Saya sedang belajar pada seorang kolega yang dengan mudah dan ringannya melakukan sedekah. Orang Jawa bilang nyah-nyoh, mudah betul memberikan sesuatu kepada orang lain. Suatu ketika saya bertanya kepadanya tentang ilmu bersedekah yang ia jalankan selama ini. Ia malah tertawa, ndak pake ilmu-ilmuan katanya.
“Sampeyan pernah dengar kisah tentang koin bengkok, bukan?”
Sangat mengingat-ingat. “Ya, beberapa kali saya dengar kisah tersebut dari seorang mulut motivator, pun dengan membaca kisah tersebut dengan banyak versi.”

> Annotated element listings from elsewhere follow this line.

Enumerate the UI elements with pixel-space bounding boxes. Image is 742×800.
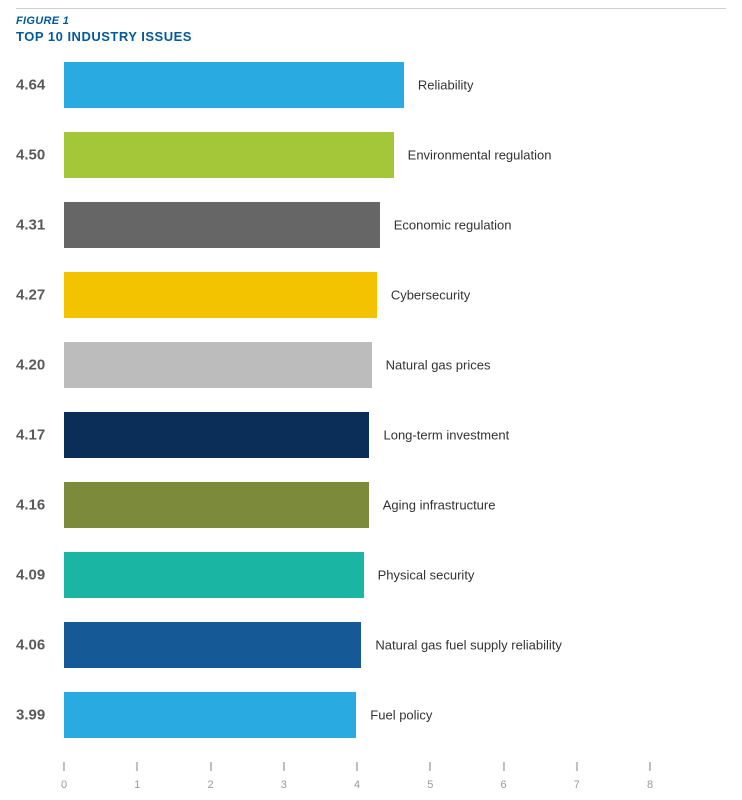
chart-title: TOP 10 INDUSTRY ISSUES	[16, 29, 726, 44]
tick-mark	[649, 762, 651, 771]
axis-tick: 6	[500, 762, 506, 791]
bar-value: 4.17	[16, 427, 60, 444]
bar-label: Aging infrastructure	[383, 498, 496, 513]
tick-mark	[576, 762, 578, 771]
bar-value: 4.16	[16, 497, 60, 514]
bar-label: Economic regulation	[394, 218, 512, 233]
bar	[64, 692, 356, 738]
axis-tick: 1	[134, 762, 140, 791]
bar-value: 4.50	[16, 147, 60, 164]
bar-value: 4.06	[16, 637, 60, 654]
bar	[64, 62, 404, 108]
bar	[64, 202, 380, 248]
bar-row: 3.99Fuel policy	[64, 692, 716, 738]
tick-label: 6	[500, 779, 506, 791]
tick-mark	[429, 762, 431, 771]
bar-row: 4.09Physical security	[64, 552, 716, 598]
bar-row: 4.31Economic regulation	[64, 202, 716, 248]
chart-header: FIGURE 1 TOP 10 INDUSTRY ISSUES	[16, 8, 726, 44]
axis-tick: 5	[427, 762, 433, 791]
bar-label: Fuel policy	[370, 708, 432, 723]
tick-label: 2	[207, 779, 213, 791]
bar-value: 3.99	[16, 707, 60, 724]
bar-label: Long-term investment	[383, 428, 509, 443]
bar	[64, 482, 369, 528]
bar-value: 4.09	[16, 567, 60, 584]
bar	[64, 272, 377, 318]
plot-area: 4.64Reliability 4.50Environmental regulat…	[64, 62, 716, 738]
tick-label: 4	[354, 779, 360, 791]
tick-label: 8	[647, 779, 653, 791]
bar-label: Natural gas fuel supply reliability	[375, 638, 561, 653]
axis-tick: 2	[207, 762, 213, 791]
x-axis: 0 1 2 3 4 5 6 7 8	[64, 762, 716, 800]
bar-value: 4.20	[16, 357, 60, 374]
bar	[64, 412, 369, 458]
figure-number: FIGURE 1	[16, 15, 726, 27]
tick-label: 5	[427, 779, 433, 791]
bar-row: 4.20Natural gas prices	[64, 342, 716, 388]
bar-row: 4.27Cybersecurity	[64, 272, 716, 318]
tick-label: 7	[574, 779, 580, 791]
tick-label: 1	[134, 779, 140, 791]
axis-tick: 0	[61, 762, 67, 791]
tick-mark	[136, 762, 138, 771]
tick-mark	[283, 762, 285, 771]
axis-tick: 8	[647, 762, 653, 791]
bar-row: 4.06Natural gas fuel supply reliability	[64, 622, 716, 668]
tick-mark	[503, 762, 505, 771]
tick-label: 0	[61, 779, 67, 791]
bar	[64, 132, 394, 178]
bar-label: Cybersecurity	[391, 288, 470, 303]
bar-label: Natural gas prices	[386, 358, 491, 373]
tick-label: 3	[281, 779, 287, 791]
bar-label: Reliability	[418, 78, 474, 93]
bar-label: Environmental regulation	[408, 148, 552, 163]
bar	[64, 552, 364, 598]
tick-mark	[63, 762, 65, 771]
tick-mark	[210, 762, 212, 771]
bar-row: 4.64Reliability	[64, 62, 716, 108]
axis-tick: 3	[281, 762, 287, 791]
bar-value: 4.27	[16, 287, 60, 304]
bar-value: 4.31	[16, 217, 60, 234]
tick-mark	[356, 762, 358, 771]
bar	[64, 342, 372, 388]
bar	[64, 622, 361, 668]
bar-row: 4.50Environmental regulation	[64, 132, 716, 178]
axis-tick: 4	[354, 762, 360, 791]
bar-chart: 4.64Reliability4.50Environmental regulat…	[16, 62, 726, 800]
axis-tick: 7	[574, 762, 580, 791]
bar-row: 4.16Aging infrastructure	[64, 482, 716, 528]
bar-row: 4.17Long-term investment	[64, 412, 716, 458]
bar-value: 4.64	[16, 77, 60, 94]
bar-label: Physical security	[378, 568, 475, 583]
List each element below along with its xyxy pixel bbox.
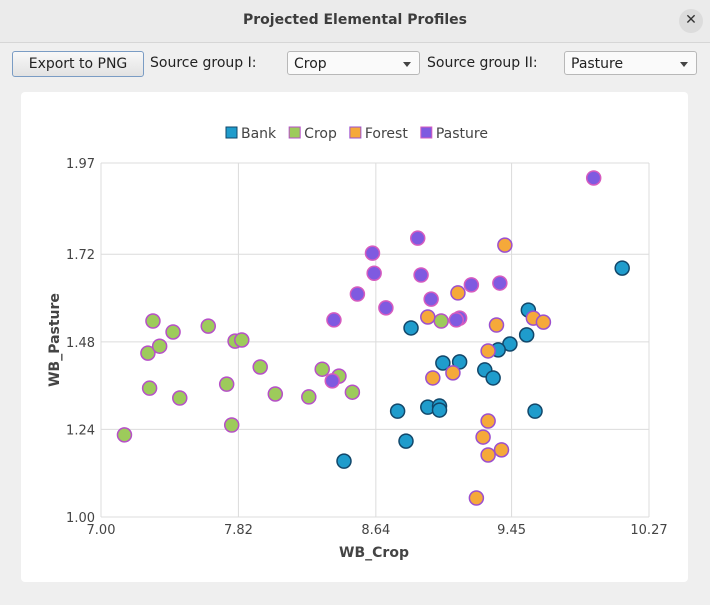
data-point bbox=[200, 318, 217, 334]
data-point bbox=[518, 327, 535, 343]
data-point bbox=[349, 286, 366, 302]
data-point bbox=[480, 413, 496, 429]
data-point bbox=[364, 245, 381, 261]
export-button[interactable]: Export to PNG bbox=[12, 51, 144, 77]
legend-swatch bbox=[225, 126, 238, 139]
data-point bbox=[413, 267, 429, 283]
y-tick-label: 1.72 bbox=[66, 248, 95, 263]
data-point bbox=[116, 427, 133, 443]
y-tick-label: 1.97 bbox=[66, 157, 95, 172]
data-point bbox=[151, 338, 168, 354]
data-point bbox=[378, 300, 394, 316]
data-point bbox=[423, 291, 439, 307]
data-point bbox=[267, 386, 284, 402]
source-group-1-combo[interactable]: Crop bbox=[287, 51, 420, 75]
data-point bbox=[314, 361, 330, 377]
data-point bbox=[366, 265, 382, 281]
legend-swatch bbox=[288, 126, 301, 139]
y-tick-label: 1.24 bbox=[66, 423, 95, 438]
data-point bbox=[527, 403, 543, 419]
legend-label: Crop bbox=[304, 126, 337, 142]
x-axis-label: WB_Crop bbox=[339, 545, 409, 561]
data-point bbox=[433, 313, 449, 329]
data-point bbox=[326, 312, 342, 328]
x-tick-label: 9.45 bbox=[497, 523, 526, 538]
data-point bbox=[485, 370, 501, 386]
title-bar: Projected Elemental Profiles ✕ bbox=[0, 0, 710, 43]
legend-label: Bank bbox=[241, 126, 277, 142]
data-point bbox=[450, 285, 466, 301]
data-point bbox=[398, 433, 414, 449]
data-point bbox=[172, 390, 188, 406]
data-point bbox=[463, 277, 480, 293]
data-point bbox=[535, 314, 552, 330]
data-point bbox=[488, 317, 505, 333]
data-point bbox=[493, 442, 510, 458]
data-point bbox=[324, 373, 341, 389]
data-point bbox=[435, 355, 451, 371]
legend-label: Pasture bbox=[436, 126, 488, 142]
data-point bbox=[480, 343, 496, 359]
legend-label: Forest bbox=[365, 126, 408, 142]
data-point bbox=[140, 345, 156, 361]
data-point bbox=[165, 324, 181, 340]
data-point bbox=[614, 260, 630, 276]
data-point bbox=[141, 380, 158, 396]
data-point bbox=[223, 417, 240, 433]
x-tick-label: 10.27 bbox=[630, 523, 667, 538]
legend-swatch bbox=[420, 126, 433, 139]
data-point bbox=[389, 403, 406, 419]
source-group-1-label: Source group I: bbox=[150, 55, 257, 71]
data-point bbox=[409, 230, 426, 246]
legend-swatch bbox=[349, 126, 362, 139]
data-point bbox=[431, 402, 448, 418]
data-point bbox=[475, 429, 491, 445]
data-point bbox=[336, 453, 352, 469]
data-point bbox=[585, 170, 602, 186]
data-point bbox=[468, 490, 485, 506]
data-point bbox=[403, 320, 419, 336]
source-group-2-combo[interactable]: Pasture bbox=[564, 51, 697, 75]
data-point bbox=[145, 313, 161, 329]
source-group-2-label: Source group II: bbox=[427, 55, 538, 71]
data-point bbox=[425, 370, 441, 386]
data-point bbox=[492, 275, 508, 291]
chart-panel bbox=[21, 92, 688, 582]
close-button[interactable]: ✕ bbox=[679, 9, 703, 33]
x-tick-label: 8.64 bbox=[361, 523, 390, 538]
x-tick-label: 7.00 bbox=[87, 523, 116, 538]
window-title: Projected Elemental Profiles bbox=[243, 12, 467, 28]
data-point bbox=[301, 389, 317, 405]
y-tick-label: 1.00 bbox=[66, 511, 95, 526]
data-point bbox=[480, 447, 496, 463]
x-tick-label: 7.82 bbox=[224, 523, 253, 538]
data-point bbox=[445, 365, 461, 381]
y-axis-label: WB_Pasture bbox=[47, 293, 63, 387]
y-tick-label: 1.48 bbox=[66, 336, 95, 351]
data-point bbox=[451, 354, 468, 370]
data-point bbox=[252, 359, 268, 375]
data-point bbox=[497, 237, 513, 253]
data-point bbox=[218, 376, 235, 392]
data-point bbox=[234, 332, 250, 348]
data-point bbox=[344, 384, 361, 400]
data-point bbox=[420, 309, 436, 325]
data-point bbox=[448, 312, 465, 328]
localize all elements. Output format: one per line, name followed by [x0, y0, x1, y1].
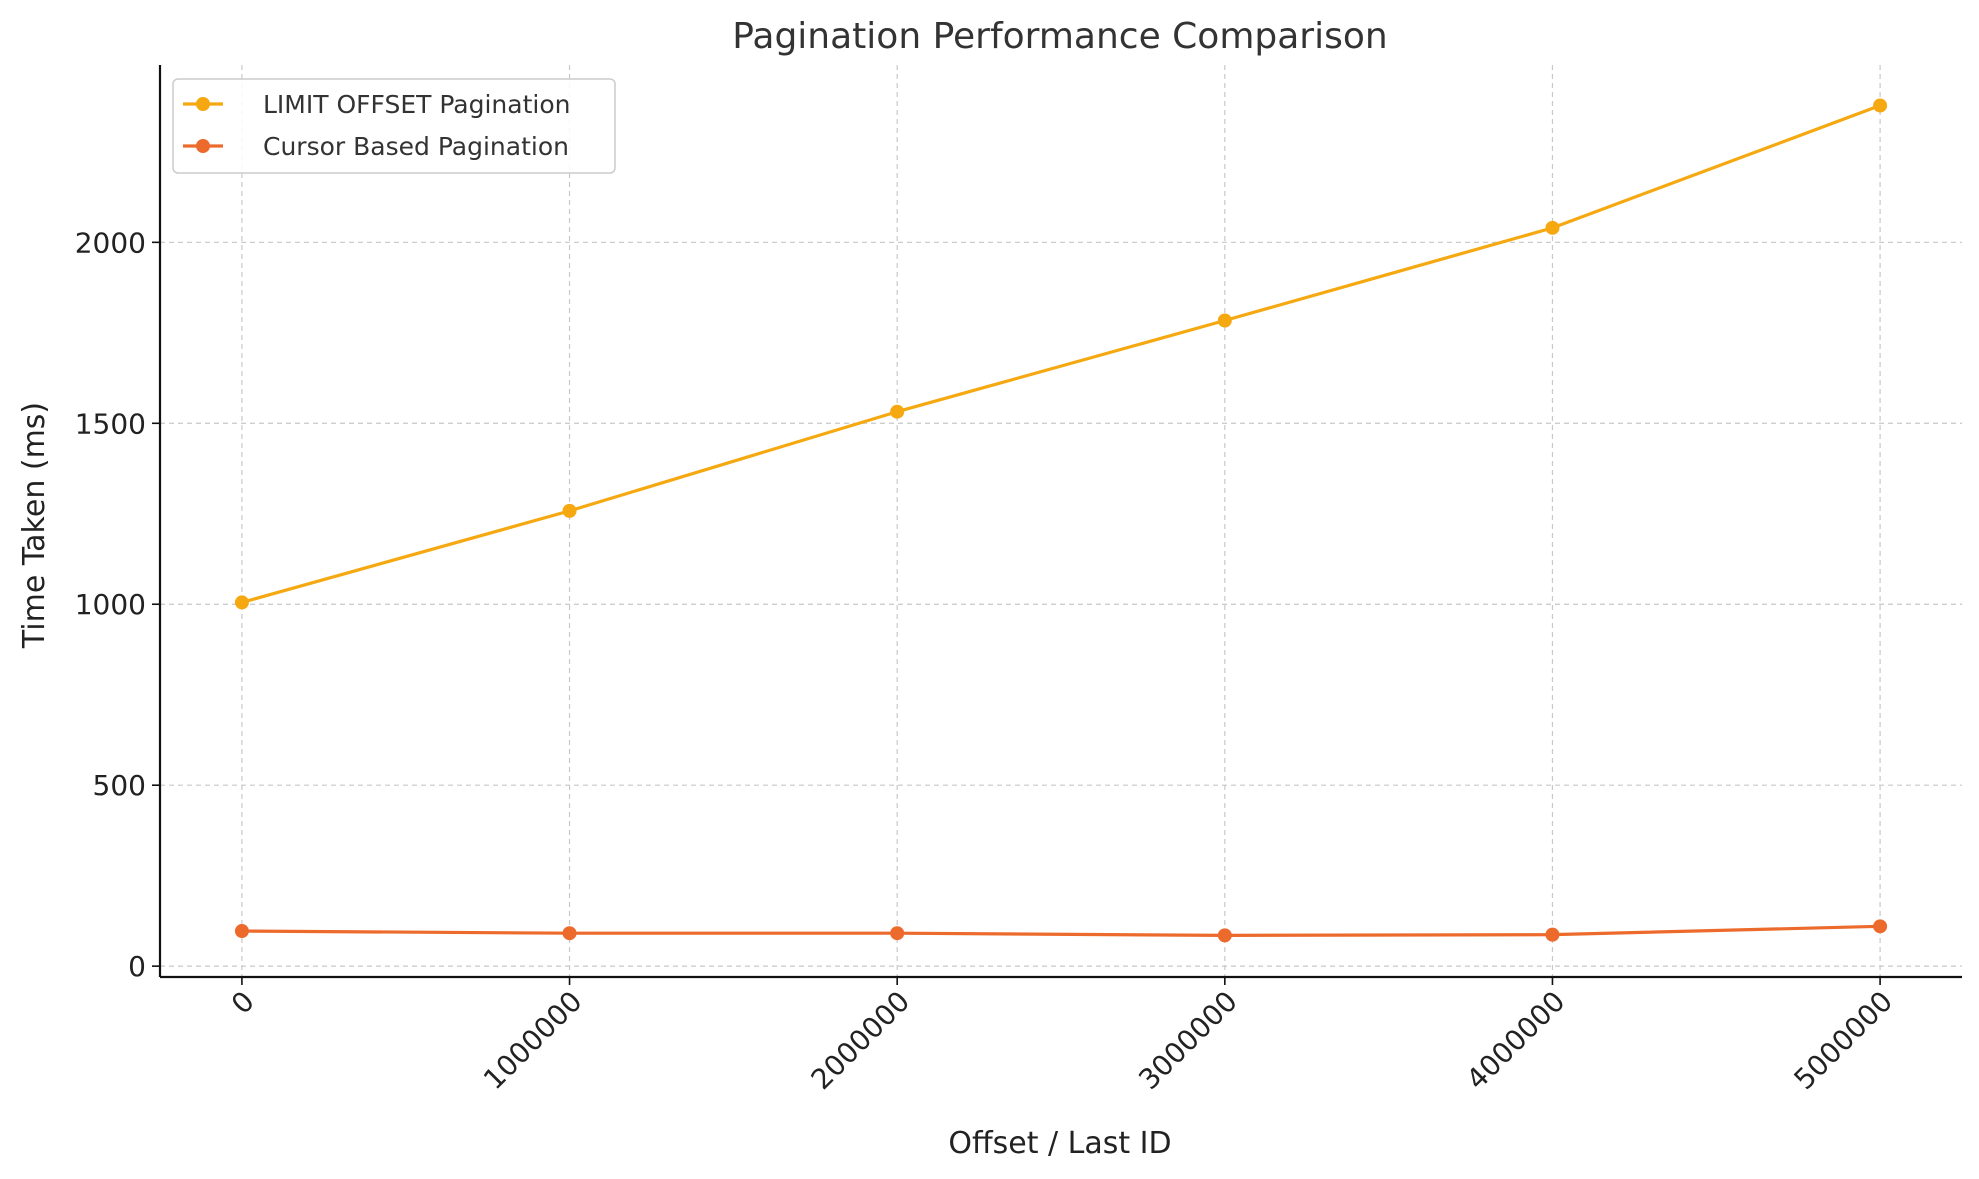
series-2-point	[1873, 919, 1888, 934]
series-2-point	[1217, 928, 1232, 943]
series-2-point	[1545, 927, 1560, 942]
series-1-point	[1217, 313, 1232, 328]
legend-label: Cursor Based Pagination	[263, 132, 569, 161]
y-tick-label: 1000	[75, 588, 146, 621]
x-axis-label: Offset / Last ID	[948, 1126, 1171, 1161]
y-axis-label: Time Taken (ms)	[17, 402, 52, 649]
series-1-point	[890, 404, 905, 419]
x-tick-label: 1000000	[477, 985, 589, 1097]
x-tick-label: 5000000	[1788, 985, 1900, 1097]
y-tick-label: 500	[93, 769, 146, 802]
grid-lines	[160, 65, 1962, 977]
axes	[158, 65, 1962, 979]
series-lines	[234, 98, 1888, 943]
series-1-point	[1873, 98, 1888, 113]
legend-box	[172, 78, 616, 174]
y-tick-label: 1500	[75, 407, 146, 440]
legend-label: LIMIT OFFSET Pagination	[263, 90, 570, 119]
series-2-point	[890, 926, 905, 941]
series-line-1	[240, 103, 1882, 605]
series-1-point	[562, 503, 577, 518]
legend: LIMIT OFFSET Pagination Cursor Based Pagi…	[172, 78, 616, 174]
series-line-2	[240, 924, 1882, 937]
x-tick-label: 4000000	[1460, 985, 1572, 1097]
series-2-point	[234, 924, 249, 939]
x-tick-label: 2000000	[805, 985, 917, 1097]
series-1-point	[234, 595, 249, 610]
legend-swatch-marker	[196, 139, 210, 153]
y-axis-ticks: 0 500 1000 1500 2000	[75, 226, 160, 983]
y-tick-label: 2000	[75, 226, 146, 259]
x-tick-label: 3000000	[1132, 985, 1244, 1097]
series-1-point	[1545, 220, 1560, 235]
series-2-point	[562, 926, 577, 941]
chart-title: Pagination Performance Comparison	[732, 16, 1387, 57]
x-axis-ticks: 0 1000000 2000000 3000000 4000000 5000000	[225, 977, 1899, 1096]
legend-swatch-marker	[196, 97, 210, 111]
x-tick-label: 0	[225, 985, 261, 1021]
y-tick-label: 0	[128, 950, 146, 983]
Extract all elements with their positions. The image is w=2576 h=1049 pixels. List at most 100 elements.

“Di situlah letak ilmunya. Mulanya kita ndak punya apa-apa, lalu punya dan jika ndak punya lagi pun ndak apa-apa!”
Saya rasa, Anda pun pernah mendengar atawa membaca kisah koin bengkok itu bukan? Alkisah, ada seorang lelaki yang keluar dari sebuah kantor setelah wawancara kerja. Kakinya terantuk sebuah koin dalam kondisi bengkok lalu ia memungutnya. Koin itu teryata uang logam yang sudah kuno. Bergegas ia membawa koin tersebut ke toko antik dan menjualnya. Laku sejuta rupiah.
Dalam perjalanan pulang ia bertemu dengan sahabatnya. Setelah bertegur sapa, sahabatnya itu menceritakan sedang butuh uang untuk membayar sewa rumahnya, ia tak punya uang namun punya kalung antik. Terjadi barter antara uang sejuta dengan kalung antik. Ia lalu membawa kalung tersebut ke toko antik yang ia datangi sebelumnya. Kalung tersebut dihargai lima juta rupiah. Kalau berhitung untung-rugi, lelaki tersebut untung empat juta rupiah.
Uang ia simpan di tas selempangnya. Ketika ia hampir sampai di rumah, ada dua orang menghampirinya dan memaksanya memberikan uang lima juta rupiah yang ia bawa. Ia memberikan uang tersebut. Ludes.
Sampai di rumah, ia menceritakan pengalaman hari itu kepada istrinya, tanpa ada bumbu cerita. Istrinya heran dengan sikap suaminya itu, kenapa membiarkan saja uang tersebut dirampok, tidak mempertahankan bahkan malah memberikan kepada perampoknya?
“Aku merasa tak kehilangan apa-apa,” tukas suaminya.